Nous avons le devoir de proclamer par notre vie, mais aussi par nos paroles, l'Évangile de la justice et de la paix. C'est pourquoi nous nous trouvons souvent à la croisée des chemins : appelés à choisir entre la dénonciation nécessaire de la violence et des abus, toujours perpétrés au détriment des plus faibles, et le risque de réduire l'Église à un "agent politique", en oubliant sa vraie nature et en l'exposant à une exploitation facile et superficielle. Notre présence dans le monde ne peut se limiter au seul service envers les plus pauvres : elle est aussi parrhésique, c'est-à-dire qu'elle ne peut éviter d'exprimer, selon les modalités propres à l'Église, un jugement sur le monde et ses dynamiques (cf. Jn 16,8.11). Nous savons bien comment, en Terre Sainte, la politique envahit la vie de tous les jours dans tous ses aspects. Tout est politique, ce qui interroge sérieusement toutes nos Églises, impliquées dans un conflit qui use la vie de nos fidèles. Ces derniers attendent de nous une parole d'espoir, de consolation, mais aussi de vérité. Il s'agit ici d'un discernement vraiment difficile, jamais définitif. Nous ne pouvons pas rester silencieux face à l'injustice. Prendre position, comme on nous le demande souvent, ne doit cependant pas signifier s'engager dans une confrontation, mais doit toujours se traduire par des paroles et des actions en faveur de ceux qui souffrent et gémissent. Notre discours, en somme, ne doit pas être caractérisé par la rancœur, la colère ou le ressentiment, mais doit avoir la liberté et la paix que le Christ nous a données et ne peut avoir qu'une seule perspective : le pardon et la réconciliation. Pour les chrétiens, la seule position possible à adopter est celle du Christ, au service de la vie de tous. L'Église aime et sert la société, et partage avec les autorités civiles le souci et l'action pour le bien commun, dans l'intérêt général de tous et surtout des pauvres, en élevant toujours la voix pour défendre les droits de Dieu et de l'homme, mais n'entre pas dans des logiques de compétition et de division.

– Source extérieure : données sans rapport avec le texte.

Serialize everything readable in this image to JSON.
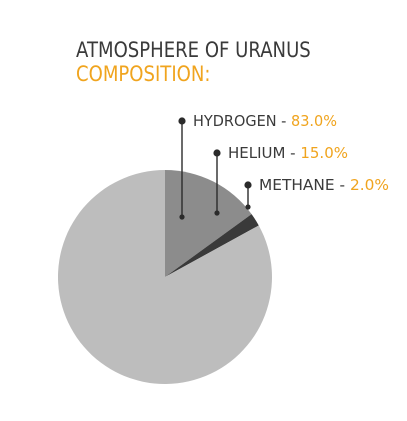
{
  "title": {
    "line1": "ATMOSPHERE OF URANUS",
    "line2": "COMPOSITION:"
  },
  "colors": {
    "title_dark": "#3a3a3a",
    "title_accent": "#f0a41e",
    "label_value": "#f0a41e",
    "label_name": "#3a3a3a",
    "callout_line": "#2b2b2b"
  },
  "chart_data": {
    "type": "pie",
    "title": "ATMOSPHERE OF URANUS COMPOSITION:",
    "slices": [
      {
        "label": "HYDROGEN",
        "value": 83.0,
        "display": "83.0%",
        "color": "#bdbdbd"
      },
      {
        "label": "HELIUM",
        "value": 15.0,
        "display": "15.0%",
        "color": "#8c8c8c"
      },
      {
        "label": "METHANE",
        "value": 2.0,
        "display": "2.0%",
        "color": "#3a3a3a"
      }
    ],
    "legend": "callout labels, upper right"
  }
}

Ce n'est pas la mission de l'Église catholique seule, ni de l'Église orthodoxe, ni de l'Église protestante, ni d'aucune autre Église en Terre Sainte. C'est la mission à laquelle nous sommes tous appelés en tant que communauté chrétienne de Terre Sainte, qui a "un seul Seigneur, une seule foi, un seul baptême, un seul Dieu et Père de tous, qui est au-dessus de tous, parmi tous et en tous." (Ep 4, 5-6).
Que l'Esprit Saint nous éclaire tous, ouvre nos yeux pour reconnaître la douleur qui est devant nous, et ouvre nos cœurs au pardon et à la réconciliation, sans lesquels il n'y aura jamais de véritable paix.